I've brined whole birds and couldn't tell a different when cooking them on a BGE. If you do it it all depends on what you brine with but most are 24 hrs or so. Heavy salt brine you can go shorter, sweeter brines you can go longer.


----------



## smooth move (Sep 25, 2012)

Splittine said:


> I've brined whole birds and couldn't tell a different when cooking them on a BGE. If you do it it all depends on what you brine with but most are 24 hrs or so. Heavy salt brine you can go shorter, sweeter brines you can go longer.

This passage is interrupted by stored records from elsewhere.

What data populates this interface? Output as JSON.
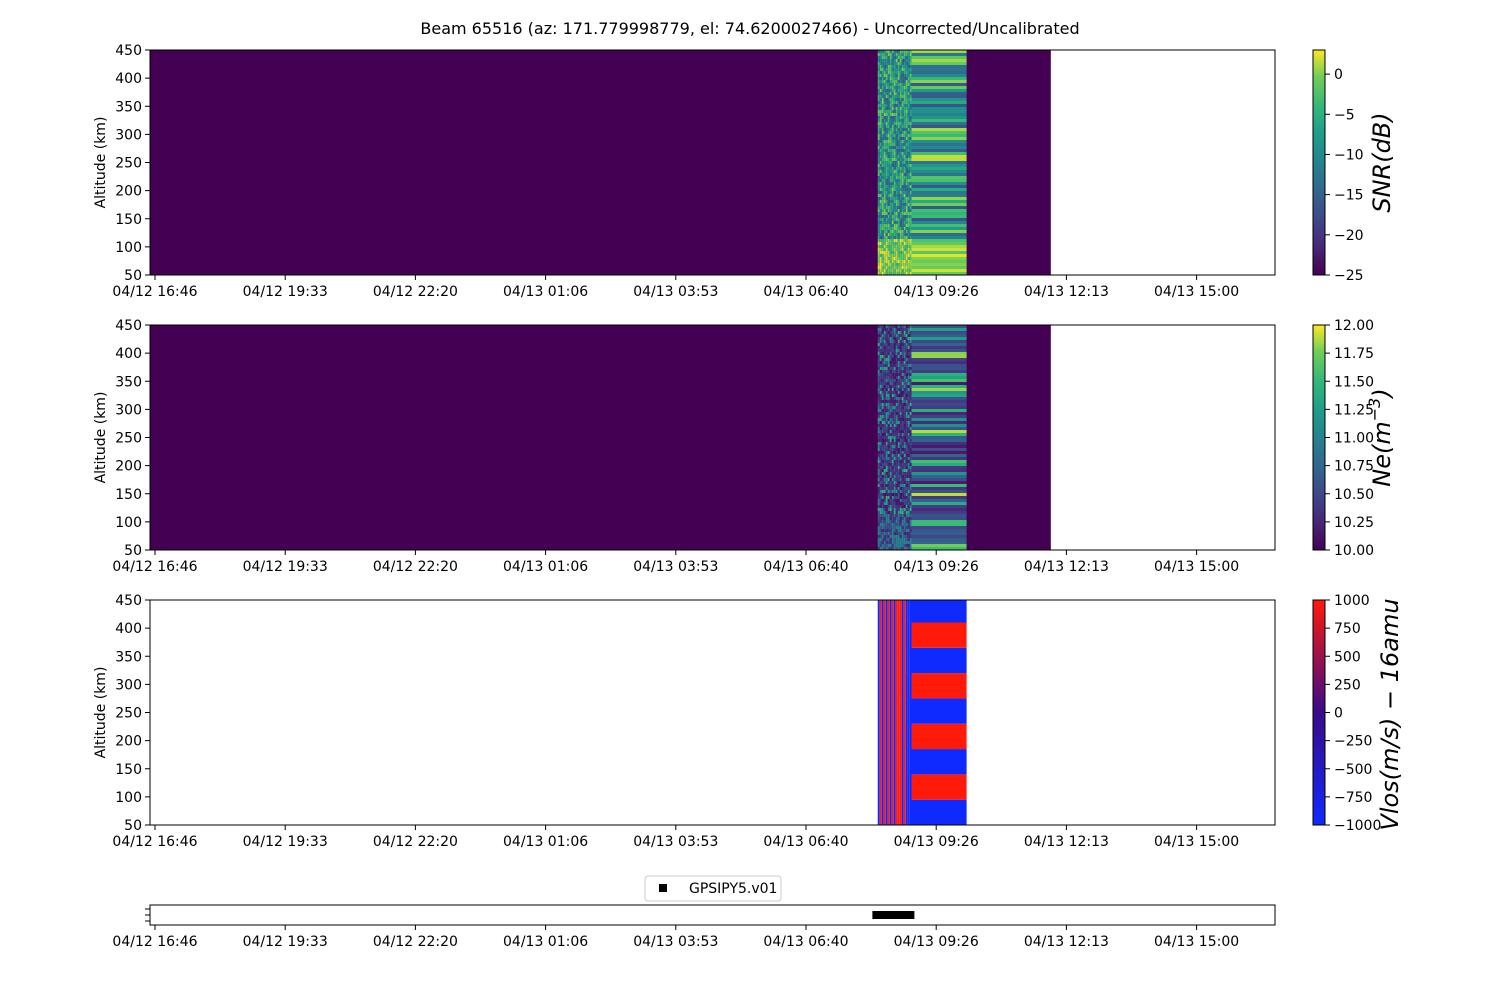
{
  "title": "Beam 65516 (az: 171.779998779, el: 74.6200027466) - Uncorrected/Uncalibrated",
  "colors": {
    "viridis_low": "#440154",
    "viridis_mid": "#21918c",
    "viridis_high": "#fde725",
    "vel_pos": "#ff1a0a",
    "vel_neg": "#0f2aff",
    "marker": "#000000"
  },
  "chart_data": [
    {
      "type": "heatmap",
      "name": "snr",
      "ylabel": "Altitude (km)",
      "colorbar_label": "SNR(dB)",
      "colormap": "viridis",
      "ylim": [
        50,
        450
      ],
      "yticks": [
        "50",
        "100",
        "150",
        "200",
        "250",
        "300",
        "350",
        "400",
        "450"
      ],
      "xticks": [
        "04/12 16:46",
        "04/12 19:33",
        "04/12 22:20",
        "04/13 01:06",
        "04/13 03:53",
        "04/13 06:40",
        "04/13 09:26",
        "04/13 12:13",
        "04/13 15:00"
      ],
      "clim": [
        -25,
        3
      ],
      "colorbar_ticks": [
        "0",
        "−5",
        "−10",
        "−15",
        "−20",
        "−25"
      ],
      "colorbar_tick_values": [
        0,
        -5,
        -10,
        -15,
        -20,
        -25
      ],
      "data_extent_hours": [
        0,
        19.15
      ],
      "active_extent_hours": [
        15.45,
        17.35
      ]
    },
    {
      "type": "heatmap",
      "name": "ne",
      "ylabel": "Altitude (km)",
      "colorbar_label": "Ne(m",
      "colorbar_label_sup": "−3",
      "colorbar_label_end": ")",
      "colormap": "viridis",
      "ylim": [
        50,
        450
      ],
      "yticks": [
        "50",
        "100",
        "150",
        "200",
        "250",
        "300",
        "350",
        "400",
        "450"
      ],
      "xticks": [
        "04/12 16:46",
        "04/12 19:33",
        "04/12 22:20",
        "04/13 01:06",
        "04/13 03:53",
        "04/13 06:40",
        "04/13 09:26",
        "04/13 12:13",
        "04/13 15:00"
      ],
      "clim": [
        10,
        12
      ],
      "colorbar_ticks": [
        "12.00",
        "11.75",
        "11.50",
        "11.25",
        "11.00",
        "10.75",
        "10.50",
        "10.25",
        "10.00"
      ],
      "colorbar_tick_values": [
        12,
        11.75,
        11.5,
        11.25,
        11,
        10.75,
        10.5,
        10.25,
        10
      ],
      "data_extent_hours": [
        0,
        19.15
      ],
      "active_extent_hours": [
        15.45,
        17.35
      ]
    },
    {
      "type": "heatmap",
      "name": "vlos",
      "ylabel": "Altitude (km)",
      "colorbar_label": "Vlos(m/s) − 16amu",
      "colormap": "blue-red",
      "ylim": [
        50,
        450
      ],
      "yticks": [
        "50",
        "100",
        "150",
        "200",
        "250",
        "300",
        "350",
        "400",
        "450"
      ],
      "xticks": [
        "04/12 16:46",
        "04/12 19:33",
        "04/12 22:20",
        "04/13 01:06",
        "04/13 03:53",
        "04/13 06:40",
        "04/13 09:26",
        "04/13 12:13",
        "04/13 15:00"
      ],
      "clim": [
        -1000,
        1000
      ],
      "colorbar_ticks": [
        "1000",
        "750",
        "500",
        "250",
        "0",
        "−250",
        "−500",
        "−750",
        "−1000"
      ],
      "colorbar_tick_values": [
        1000,
        750,
        500,
        250,
        0,
        -250,
        -500,
        -750,
        -1000
      ],
      "active_extent_hours": [
        15.45,
        17.35
      ],
      "band_edges_km": [
        50,
        95,
        140,
        185,
        230,
        275,
        320,
        365,
        410,
        450
      ]
    },
    {
      "type": "scatter",
      "name": "gps",
      "legend": "GPSIPY5.v01",
      "legend_position": "top-center",
      "xticks": [
        "04/12 16:46",
        "04/12 19:33",
        "04/12 22:20",
        "04/13 01:06",
        "04/13 03:53",
        "04/13 06:40",
        "04/13 09:26",
        "04/13 12:13",
        "04/13 15:00"
      ],
      "x_extent_hours": [
        15.4,
        16.2
      ]
    }
  ]
}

Dang, 24 hrs, i was thinking about 5 hrs. 
anyone else got an opinion? 
Splittine, do you put ice in the brine and leave it in the fridge or just put it in the fridge?


----------



## Splittine (Nov 24, 2007)

5 hours won't do anything, I personally belive 24 doesn't do enough to justify it. When I did it in the past I mixed it all together and threw it in a cooler with ice.


----------



## MrFish (Aug 21, 2009)

I've done chickens in the fridge in pots and everything else in a cooler. Like Split said, 5 hours is nothing. I like to go over 24 hours if possible. I've done a 100 lb. pig for 36 hours. And yes, use ice. Make a slush. I boil all the salt, sugar, etc. and let it cool.


----------



## smooth move (Sep 25, 2012)

thanks, 24 hrs it is. i'll try to remember to take pics, but i'll be at the deer camp, and you know how that goes!


----------



## Hopin4aboat (Jul 5, 2009)

I do whole turkeys for 48 hours in a brine in the fridge and hot wings for the smoker for 24 hours also in the fridge.


----------



## smooth move (Sep 25, 2012)

did chicken legs, couldn't find turkey legs. figgered the stores would be full of em this time of year, but nada. used some big drumsticks. brine for 24 hrs, wash,dry and season. put a pad of butter under the skin of each, wrapped 6 in foil and 14 unwrapped in smoker at 150-200 for about 3 hrs. the ones in foil were delicious, juicy and tender. the others were OK, but really couldn't tell if the brine was wor.th the trouble. i'll do it again when i can score some turkey leggs. did the smoking in a propane smoker i made, got the idea from the for sale section on here. old propane bottles cut up and made to burn wood.


----------